What insights can experts and survivors share about addiction? This conversation with trauma researcher and author Dr Ruth Lanius speaks directly to anyone wondering why intense emotions, chronic pain or dissociation keep showing up in life and recovery. Host Dr Jason Loken chats with Dr Lanius, professor of psychiatry and director of the PTSD research unit at the University of Western Ontario, about how trauma shapes the mind, brain and body.

She breaks trauma down into "large T" events, like assault, war and severe accidents, and "small t" experiences such as ongoing emotional abuse and disrupted attachment. Her point is clear: "We really need to understand both types of traumatic events, and how they interact." You’ll hear how early attachment and feeling safe with even one person can change a person's trajectory, including their risk for depression, dissociation and substance use.

Dr Lanius explains why some people relive trauma instead of simply remembering it, describing how flashbacks feel like "it's happening now" and how brain imaging shows different regions firing when memories are relived rather than recalled. The episode walks through her five dimensions of consciousness — time, thought, body, emotion and intersubjectivity — and how each is affected by trauma.

She talks about voice hearing linked to trauma, somatosensory flashbacks, and why many people no longer feel their body is their own.

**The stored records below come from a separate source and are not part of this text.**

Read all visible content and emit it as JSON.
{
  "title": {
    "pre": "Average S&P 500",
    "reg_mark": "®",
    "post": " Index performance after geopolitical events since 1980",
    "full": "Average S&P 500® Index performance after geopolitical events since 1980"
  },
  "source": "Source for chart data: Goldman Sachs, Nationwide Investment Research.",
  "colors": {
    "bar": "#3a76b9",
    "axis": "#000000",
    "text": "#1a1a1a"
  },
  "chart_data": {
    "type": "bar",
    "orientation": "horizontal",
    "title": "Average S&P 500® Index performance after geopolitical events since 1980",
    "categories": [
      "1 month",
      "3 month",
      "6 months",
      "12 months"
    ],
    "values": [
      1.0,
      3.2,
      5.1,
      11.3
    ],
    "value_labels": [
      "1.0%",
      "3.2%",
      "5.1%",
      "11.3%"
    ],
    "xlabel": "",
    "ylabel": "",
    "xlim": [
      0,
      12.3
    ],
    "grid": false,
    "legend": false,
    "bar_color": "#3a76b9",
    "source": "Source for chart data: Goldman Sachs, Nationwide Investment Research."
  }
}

On the practical side, there’s plenty for anyone in recovery: titrated body scans, grounding exercises, using anger safely as healing energy, and integrative therapies ranging from neurofeedback to body-based approaches. Throughout, safety is emphasised as the foundation for any real change.

If trauma, intense feelings or chronic pain have tangled up your sobriety journey, could understanding your nervous system and sense of safety be the missing piece?